Missing
Link Kebijakan Menteri Susi
M Ka’bil Mubarok ; Wakil
Ketua Komisi B DPRD Jawa Timur
|
JAWA
POS, 16 Februari 2015
DEMI menjalankan kebijakan poros maritim Kabinet Kerja
Jokowi-JK, dalam waktu yang relatif singkat, banyak gebrakan Menteri Kelautan
dan Perikanan Susi Pudjiastuti yang patut mendapat apresiasi. Mulai kebijakan
penenggelaman kapal pencuri ikan, moratorium perizinan usaha perikanan
tangkap (Permen-KP Nomor 56/2014), pengelolaan dan zonasi taman wisata
perairan (Permen-KP Nomor 28/2014), sampai kebijakan larangan penangkapan
lobster (Panulirus spp), kepiting (Scylla spp), dan rajungan (Portunus
pelagicus sp) yang tertuang dalam Permen-KP Nomor 1/2015. Juga, ada larangan
penggunaan alat penangkapan ikan pukat hela (trawls) dan pukat tarik (seine
nets) yang dituangkan dalam Permen-KP Nomor 2/2015.
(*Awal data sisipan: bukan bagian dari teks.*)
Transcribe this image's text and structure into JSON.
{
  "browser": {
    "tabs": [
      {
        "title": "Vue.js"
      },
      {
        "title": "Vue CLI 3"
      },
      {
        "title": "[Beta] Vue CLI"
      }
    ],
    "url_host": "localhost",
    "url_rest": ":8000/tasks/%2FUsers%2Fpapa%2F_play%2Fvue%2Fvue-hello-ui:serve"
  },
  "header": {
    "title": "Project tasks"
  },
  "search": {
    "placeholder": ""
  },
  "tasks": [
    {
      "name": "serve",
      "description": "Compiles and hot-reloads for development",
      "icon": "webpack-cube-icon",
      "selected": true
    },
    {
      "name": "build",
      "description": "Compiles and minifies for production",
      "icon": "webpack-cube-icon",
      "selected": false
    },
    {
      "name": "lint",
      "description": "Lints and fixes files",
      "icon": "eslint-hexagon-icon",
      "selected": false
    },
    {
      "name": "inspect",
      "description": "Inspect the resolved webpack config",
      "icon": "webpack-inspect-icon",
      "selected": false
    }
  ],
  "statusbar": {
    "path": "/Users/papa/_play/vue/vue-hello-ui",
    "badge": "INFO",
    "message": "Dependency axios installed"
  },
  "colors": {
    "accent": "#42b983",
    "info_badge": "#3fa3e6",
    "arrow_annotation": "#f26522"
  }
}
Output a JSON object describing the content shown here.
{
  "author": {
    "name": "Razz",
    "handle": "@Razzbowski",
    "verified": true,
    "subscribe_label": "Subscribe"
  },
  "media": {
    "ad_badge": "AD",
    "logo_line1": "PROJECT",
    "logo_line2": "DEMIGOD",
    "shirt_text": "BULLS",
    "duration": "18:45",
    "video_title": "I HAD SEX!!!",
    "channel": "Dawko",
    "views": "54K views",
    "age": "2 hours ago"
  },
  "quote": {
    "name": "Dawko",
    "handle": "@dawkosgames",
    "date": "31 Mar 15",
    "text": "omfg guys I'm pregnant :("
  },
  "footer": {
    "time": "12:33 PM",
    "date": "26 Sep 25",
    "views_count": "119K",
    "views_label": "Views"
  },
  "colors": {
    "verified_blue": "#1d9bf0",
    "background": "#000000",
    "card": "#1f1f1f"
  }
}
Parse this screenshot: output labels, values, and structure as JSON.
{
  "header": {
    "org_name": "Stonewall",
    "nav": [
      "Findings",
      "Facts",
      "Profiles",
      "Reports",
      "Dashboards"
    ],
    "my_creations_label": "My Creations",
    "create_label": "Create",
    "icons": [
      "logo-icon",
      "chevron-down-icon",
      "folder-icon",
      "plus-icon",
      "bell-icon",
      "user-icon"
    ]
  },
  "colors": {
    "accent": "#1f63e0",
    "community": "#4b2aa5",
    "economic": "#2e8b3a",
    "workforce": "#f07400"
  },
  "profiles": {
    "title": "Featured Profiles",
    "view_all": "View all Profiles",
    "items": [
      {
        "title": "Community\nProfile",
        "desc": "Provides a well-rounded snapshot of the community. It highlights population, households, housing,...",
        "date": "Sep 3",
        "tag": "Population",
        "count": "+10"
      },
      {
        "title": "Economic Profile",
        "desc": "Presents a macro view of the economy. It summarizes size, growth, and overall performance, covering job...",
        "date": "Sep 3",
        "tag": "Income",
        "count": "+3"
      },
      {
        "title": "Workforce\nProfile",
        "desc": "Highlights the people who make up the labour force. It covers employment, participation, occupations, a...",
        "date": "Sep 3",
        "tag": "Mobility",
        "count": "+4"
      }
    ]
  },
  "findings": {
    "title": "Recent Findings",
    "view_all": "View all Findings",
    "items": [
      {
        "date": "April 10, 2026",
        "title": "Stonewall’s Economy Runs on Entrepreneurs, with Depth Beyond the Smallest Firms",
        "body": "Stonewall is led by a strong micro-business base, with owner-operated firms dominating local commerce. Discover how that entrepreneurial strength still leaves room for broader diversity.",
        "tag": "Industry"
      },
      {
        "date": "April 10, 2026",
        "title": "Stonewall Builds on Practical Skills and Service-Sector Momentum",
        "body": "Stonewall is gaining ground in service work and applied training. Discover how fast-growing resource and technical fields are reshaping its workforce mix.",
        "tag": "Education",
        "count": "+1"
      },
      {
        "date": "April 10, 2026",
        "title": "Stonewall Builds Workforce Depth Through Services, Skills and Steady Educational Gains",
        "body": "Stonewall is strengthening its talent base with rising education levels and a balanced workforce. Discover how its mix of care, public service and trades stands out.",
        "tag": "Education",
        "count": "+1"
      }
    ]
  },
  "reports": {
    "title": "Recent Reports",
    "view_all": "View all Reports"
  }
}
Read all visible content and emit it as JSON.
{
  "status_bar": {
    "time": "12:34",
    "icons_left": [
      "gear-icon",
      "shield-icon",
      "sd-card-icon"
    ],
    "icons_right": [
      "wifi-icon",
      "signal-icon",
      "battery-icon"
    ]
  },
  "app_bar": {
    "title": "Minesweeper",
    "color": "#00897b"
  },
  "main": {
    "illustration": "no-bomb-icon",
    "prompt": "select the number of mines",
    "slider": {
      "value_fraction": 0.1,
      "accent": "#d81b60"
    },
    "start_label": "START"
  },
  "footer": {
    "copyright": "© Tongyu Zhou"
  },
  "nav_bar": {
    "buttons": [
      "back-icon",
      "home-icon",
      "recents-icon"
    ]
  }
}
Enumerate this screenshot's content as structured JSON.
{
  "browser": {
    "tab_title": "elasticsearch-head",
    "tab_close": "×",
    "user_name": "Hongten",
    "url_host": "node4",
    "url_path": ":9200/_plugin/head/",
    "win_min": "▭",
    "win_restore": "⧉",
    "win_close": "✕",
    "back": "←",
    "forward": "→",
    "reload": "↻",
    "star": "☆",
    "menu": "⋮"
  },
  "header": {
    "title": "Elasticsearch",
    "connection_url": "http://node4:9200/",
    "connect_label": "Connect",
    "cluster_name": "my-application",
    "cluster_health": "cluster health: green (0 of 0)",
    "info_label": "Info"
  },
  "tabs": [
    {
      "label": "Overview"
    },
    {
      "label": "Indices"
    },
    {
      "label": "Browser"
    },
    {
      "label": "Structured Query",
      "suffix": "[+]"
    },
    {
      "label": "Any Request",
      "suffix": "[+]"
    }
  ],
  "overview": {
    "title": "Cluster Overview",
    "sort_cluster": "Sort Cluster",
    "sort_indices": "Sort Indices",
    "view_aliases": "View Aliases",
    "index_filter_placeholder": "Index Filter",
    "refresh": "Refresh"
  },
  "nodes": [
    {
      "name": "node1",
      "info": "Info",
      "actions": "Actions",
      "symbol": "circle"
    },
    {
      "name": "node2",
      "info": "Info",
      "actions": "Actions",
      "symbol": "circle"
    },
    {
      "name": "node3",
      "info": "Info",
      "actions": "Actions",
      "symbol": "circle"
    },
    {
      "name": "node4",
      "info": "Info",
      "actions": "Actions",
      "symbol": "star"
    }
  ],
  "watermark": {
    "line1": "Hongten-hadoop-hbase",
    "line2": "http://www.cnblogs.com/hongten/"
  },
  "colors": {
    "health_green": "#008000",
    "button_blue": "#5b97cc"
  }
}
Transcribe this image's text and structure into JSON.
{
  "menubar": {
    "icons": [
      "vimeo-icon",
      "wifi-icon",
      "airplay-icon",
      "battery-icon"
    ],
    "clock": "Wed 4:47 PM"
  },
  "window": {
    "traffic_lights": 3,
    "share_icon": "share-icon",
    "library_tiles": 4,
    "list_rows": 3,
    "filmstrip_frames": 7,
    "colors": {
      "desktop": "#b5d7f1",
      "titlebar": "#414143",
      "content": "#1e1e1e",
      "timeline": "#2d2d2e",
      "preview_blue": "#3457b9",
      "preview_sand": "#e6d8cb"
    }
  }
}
Dalam perspektif pembangunan, strategi pembangunan
berkelanjutan (sustainable development)
masih merupakan strategi terbaik di antara sekian banyak strategi yang ada.
Dari sudut itu, dapat dipahami bahwa berbagai kebijakan tersebut setidaknya
memiliki dua tujuan utama. Pertama, tujuan konservasi laut. Kondisi
mengkhawatirkan diungkapkan FAO, yakni kelestarian 25 persen sumber daya ikan
di dunia sudah terancam. Sedangkan data Sofia (The State of World Fisheries and Aquaculture) menyebutkan bahwa 5
persen dari perikanan dunia dalam status deplesi atau mengalami penurunan
produksi secara terus-menerus, 16 persen telah dieksploitasi secara
berlebihan dan melampaui batas optimum produksi, 52 persen telah penuh
eksploitasi, 23 persen pada tahap moderat atau memiliki tingkat produksi yang
kecil, 3 persen sumber daya ikan masih di bawah tingkat eksploitasi
optimumnya, dan hanya 1 persen yang dalam proses pemulihan melalui
program-program konservasi.
Terhadap kondisi tersebut, maka rangka mewujudkan
perikanan tangkap yang berkelanjutan (sustainable
fisheries cupture) sesuai dengan ketentuan pelaksanaan perikanan yang
bertanggung jawab (FAO Code of conduct
for Responsible Fisheries/CCRF), eksploitasi sumber daya hayati laut
harus dapat dilakukan secara bertanggung jawab (responsible fisheries).
Kedua,perlindungan terhadap nelayan. Dengan 17.508 pulau,
Indonesia memiliki garis pantai sepanjang 81.000 kilometer, dengan wilayah
laut seluas 5,8 juta kilometer persegi. Dengan demikian, 70 persen luas
seluruh wilayah Indonesia adalah laut. Menurut laporan FAO (2010), Indonesia
merupakan negara produsen perikanan ketiga terbesar di dunia setelah Tiongkok
dan Peru dengan nilai produksi 5,384 juta ton.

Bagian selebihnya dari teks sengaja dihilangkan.